Dr Cram, who comes from the East Coast iwi of Ngati Pahauwera, found that 54 per cent of Maori, but only 24 per cent of non-Maori, lived in the most deprived 30 per cent of areas in the country at the 2006 Census. She said Otago University research showed that this was partly due to ethnic discrimination.
I would say that a deprived area is either where no one wants to live because there is no work, or where people who want to avoid having to work go to, because there they can exist on a benefit. Dr Cram, whose tribe’s traditional area, or “rohe”, extends between near the Putorino pub to south of Wairoa and inland as far as Lake Waikaremoana, is a deprived area for those who choose to live there without owning a farm. That has not prevented Dr Cram from getting a PhD and becoming a health researcher. The ethnic discrimination that she alleges has not held her back. Dr Cram said:
"If you take a cohort of Maori and a cohort of non-Maori who are the same in age, gender and education levels, the Maori will end up in lower-status jobs . . Structurally, it's discrimination. You could say personally, in terms of whanau, it's because the knowledge of how to move through education into employment is not as embedded in whanau."As I said, Dr Cram’s ethnicity has not held her back. She is well placed to encourage her own children into education and work.
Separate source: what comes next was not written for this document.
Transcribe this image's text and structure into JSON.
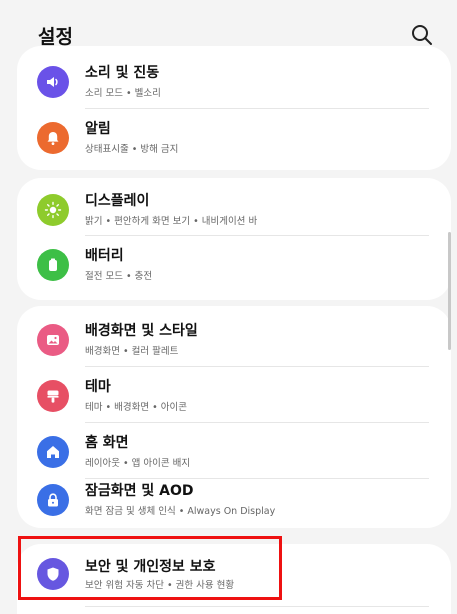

Maori are not alone in the problem of families lacking the knowledge of how to move through education into work. Secondary school teachers derive considerable satisfaction out of seeing a student be the first in their family to go on to university.
The reports are not devoid of useful information, aside from the poverty definition that creates statistical poverty. (New Zealand’s so-called impoverished class can eat, drink, and smoke as much as they like, live in subsidised housing, have pay-to-view television, and own cars).
Saturday's NZ Herald article, that quoted Dr Cram, said
". . .the Social Development Ministry says one-third of Maori children and a quarter of Pacific children, but only one-sixth of European children, lived in homes with incomes below 60 per cent of the median after adjusting for housing costs between 2007 and 2010. It says the main factor pushing up the Maori figure was a high number of sole parents. Almost half (43 per cent) of sole parents on the domestic purposes benefit in the period were Maori."Yes, you read it correctly, nearly half (43 percent) of parents on the DPB between 2007 and 2010 were Maori. There are too many Maori on the DPB; in fact there are too many people on the DPB. If you can’t feed them, don’t breed.